What Cloud Computing Really Means

May 13, 2012

Table of Contents

Cloud Computing
1. SaaS – Software As A Service
This type of cloud computing delivers a single application through the browser to thousands of customers using a multitenant architecture. On the customer side, it means no upfront investment in servers or software licensing; on the provider side, with just one app to maintain, costs are low compared to conventional hosting.   SaaS is common for HR apps and has even worked its way up the food chain to ERP.
2. Utility computing
The idea is not new, but this form of cloud computing is getting new life from vendors who now offer storage and virtual servers that IT can access on demand. Early enterprise adopters mainly use utility computing for supplemental, non-mission-critical needs, but one day, they may replace parts of the datacenter. Other providers offer solutions that help IT create virtual datacenters from commodity servers and similar capabilities, enabling IT to stitch together memory, I/O, storage, and computational capacity as a virtualized resource pool available over the network.
3. Web services in the cloud
Closely related to SaaS, Web service providers offer APIs that enable developers to exploit functionality over the Internet, rather than delivering full-blown applications.

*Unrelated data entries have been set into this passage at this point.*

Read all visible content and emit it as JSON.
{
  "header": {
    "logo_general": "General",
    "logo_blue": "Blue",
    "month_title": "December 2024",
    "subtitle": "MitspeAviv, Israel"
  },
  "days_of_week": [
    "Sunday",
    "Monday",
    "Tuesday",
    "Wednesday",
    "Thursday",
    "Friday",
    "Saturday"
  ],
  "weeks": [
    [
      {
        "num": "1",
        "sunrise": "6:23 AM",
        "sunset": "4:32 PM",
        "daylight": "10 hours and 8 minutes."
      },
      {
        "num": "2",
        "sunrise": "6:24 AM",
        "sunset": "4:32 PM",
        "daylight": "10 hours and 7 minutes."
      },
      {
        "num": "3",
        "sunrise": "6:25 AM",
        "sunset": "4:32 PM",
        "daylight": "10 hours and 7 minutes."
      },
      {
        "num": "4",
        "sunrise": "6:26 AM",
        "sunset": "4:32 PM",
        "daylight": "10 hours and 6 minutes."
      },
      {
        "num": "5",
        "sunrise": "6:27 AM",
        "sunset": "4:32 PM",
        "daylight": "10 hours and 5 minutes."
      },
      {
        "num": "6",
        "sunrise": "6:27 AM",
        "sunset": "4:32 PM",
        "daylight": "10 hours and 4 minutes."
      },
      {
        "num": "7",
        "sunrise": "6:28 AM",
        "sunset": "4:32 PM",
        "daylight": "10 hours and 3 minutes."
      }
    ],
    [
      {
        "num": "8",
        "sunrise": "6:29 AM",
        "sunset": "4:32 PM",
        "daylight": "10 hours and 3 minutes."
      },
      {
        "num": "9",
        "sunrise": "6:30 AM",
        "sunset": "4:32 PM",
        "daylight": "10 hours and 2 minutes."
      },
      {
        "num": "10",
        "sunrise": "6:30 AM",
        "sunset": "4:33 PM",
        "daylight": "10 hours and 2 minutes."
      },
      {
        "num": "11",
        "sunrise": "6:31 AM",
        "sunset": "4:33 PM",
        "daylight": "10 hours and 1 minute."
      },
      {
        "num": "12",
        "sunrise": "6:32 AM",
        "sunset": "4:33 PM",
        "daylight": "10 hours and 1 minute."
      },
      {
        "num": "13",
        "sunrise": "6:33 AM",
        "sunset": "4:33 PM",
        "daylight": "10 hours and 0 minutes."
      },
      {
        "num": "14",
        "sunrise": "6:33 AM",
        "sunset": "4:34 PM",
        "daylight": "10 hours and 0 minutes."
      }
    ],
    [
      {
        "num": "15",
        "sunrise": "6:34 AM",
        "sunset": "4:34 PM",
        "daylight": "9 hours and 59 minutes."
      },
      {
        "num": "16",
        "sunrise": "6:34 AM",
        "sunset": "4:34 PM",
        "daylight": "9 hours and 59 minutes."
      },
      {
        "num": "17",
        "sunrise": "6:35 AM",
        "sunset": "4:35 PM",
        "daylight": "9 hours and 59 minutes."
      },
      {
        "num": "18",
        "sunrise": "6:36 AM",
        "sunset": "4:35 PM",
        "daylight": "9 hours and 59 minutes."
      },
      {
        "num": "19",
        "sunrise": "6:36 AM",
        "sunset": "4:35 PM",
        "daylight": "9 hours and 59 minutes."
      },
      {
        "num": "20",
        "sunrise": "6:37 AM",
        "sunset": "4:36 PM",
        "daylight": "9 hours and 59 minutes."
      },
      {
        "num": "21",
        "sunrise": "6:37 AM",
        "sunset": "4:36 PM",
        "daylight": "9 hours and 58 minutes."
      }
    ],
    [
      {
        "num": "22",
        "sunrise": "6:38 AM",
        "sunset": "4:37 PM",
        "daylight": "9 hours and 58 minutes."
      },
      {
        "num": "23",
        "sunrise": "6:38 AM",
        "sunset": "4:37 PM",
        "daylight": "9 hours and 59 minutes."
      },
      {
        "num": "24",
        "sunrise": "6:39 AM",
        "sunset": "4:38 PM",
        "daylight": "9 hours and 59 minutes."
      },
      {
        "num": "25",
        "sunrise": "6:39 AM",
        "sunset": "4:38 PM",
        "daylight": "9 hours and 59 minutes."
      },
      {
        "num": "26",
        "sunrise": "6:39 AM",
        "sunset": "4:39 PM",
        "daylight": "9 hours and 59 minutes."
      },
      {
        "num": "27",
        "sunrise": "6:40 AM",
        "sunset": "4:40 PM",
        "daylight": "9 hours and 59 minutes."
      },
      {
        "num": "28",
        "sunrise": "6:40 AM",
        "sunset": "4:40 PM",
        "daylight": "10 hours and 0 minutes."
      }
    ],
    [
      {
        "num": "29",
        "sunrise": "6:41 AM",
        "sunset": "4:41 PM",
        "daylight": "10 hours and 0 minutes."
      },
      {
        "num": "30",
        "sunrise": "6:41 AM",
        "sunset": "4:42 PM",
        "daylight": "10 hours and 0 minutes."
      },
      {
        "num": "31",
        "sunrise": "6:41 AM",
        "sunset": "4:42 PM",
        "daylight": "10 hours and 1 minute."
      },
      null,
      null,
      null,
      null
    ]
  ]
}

They range from providers offering discrete business services to the full range of APIs.
4. PAAS – Platform as a service
Another SaaS variation, this form of cloud computing delivers development environments as a service. You build your own applications that run on the provider’s infrastructure and are delivered to your users via the Internet from the provider’s servers. Like Legos, these services are constrained by the vendor’s design and capabilities, so you don’t get complete freedom, but you do get predictability and pre-integration.
5. MSP (managed service providers)
One of the oldest forms of cloud computing, a managed service is basically an application exposed to IT rather than to end-users, such as a virus scanning service for e-mail or an application monitoring service.  Managed security services fall into this category, as do such cloud-based anti-spam services. Other offerings include desktop management services.
6. Service commerce platforms
A hybrid of SaaS and MSP, this cloud computing service offers a service hub that users interact with. They’re most common in trading environments, such as expense management systems that allow users to order travel or secretarial services from a common platform that then coordinates the service delivery and pricing within the specifications set by the user. Think of it as an automated service bureau.